İlk günün sonunda hemen bir otel ve lokanta bulduk, acilen homini gırtlak- pufidi kandil- tumba yatak yaptık
2. Gün;
Dün gece son dakikalarda, Ergin efendi ağzındaki baklayı çıkarmıştı. Biz de yorgunluktan dolayı hakkıyla kızamamış,
değerlendirme yapamamış, bugüne ertelemiştik mevzuyu.
Mevzu şu idi; Bugün, tüm Marmara bölgesinde sağanak yağış olacaktı.
Böyle bir bilgi yol arkadaşlarından saklanmamalıydı.

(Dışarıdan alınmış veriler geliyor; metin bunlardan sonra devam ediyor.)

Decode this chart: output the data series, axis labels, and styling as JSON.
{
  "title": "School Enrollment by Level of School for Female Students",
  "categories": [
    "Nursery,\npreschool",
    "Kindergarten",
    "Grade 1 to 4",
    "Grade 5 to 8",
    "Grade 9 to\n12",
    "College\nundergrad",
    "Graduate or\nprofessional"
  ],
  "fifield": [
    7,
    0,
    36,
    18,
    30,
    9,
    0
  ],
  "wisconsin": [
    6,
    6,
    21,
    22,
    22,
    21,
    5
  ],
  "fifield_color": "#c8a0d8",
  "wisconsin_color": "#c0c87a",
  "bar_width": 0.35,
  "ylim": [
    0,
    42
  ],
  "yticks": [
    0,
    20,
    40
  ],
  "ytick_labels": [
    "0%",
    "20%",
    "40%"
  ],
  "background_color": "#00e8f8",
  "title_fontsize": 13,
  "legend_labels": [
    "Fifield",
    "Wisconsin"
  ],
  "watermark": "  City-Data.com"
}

Bilseydim, bu geziye çıkmazdım. Fıstığın ön lastiği ıslak yolda sorun çıkarabilirdi. (Bizler de hatalıyız aslında. Kendi işini kendin
gör, meteorolojiye kendin bak.)
Geliş sebebimiz olan motoru görüp, içimize sinmediğini anladıktan sonra, Pamukkaleyi ziyaret edip İstanbula dönmeye karar
veriyoruz.
Fakat ben buraya kadar gelmişken dönmek istemediğimi söylüyor, Antalya üzerinden Silifkeye Dayımı ziyaret etmeyi
düşünüyorum.
Aylardan beri uzunca bir Türkiye turu planlıyordum. Eski motorum Zongy satılıp, Şimdiki motorum Fıstık'ı alınca maddi olarak
biraz sıkıntı yaşamış, üzülerek ve istemeyerek bu turu gelecek yıla ertelemiştim.
Oysa şimdi, Batı Anadolunun ortalarındaydım. Yağmurdan dolayı İstanbula gitmek istemiyordum, Biraz dişimi sıkarsam, Güneye
doğru güzel bir tur yapabilirdim.
Durumumu gözden geçirdim. Biraz eşya ve ekipman eksiğim vardı. Ama çok da önemli şeyler değildi.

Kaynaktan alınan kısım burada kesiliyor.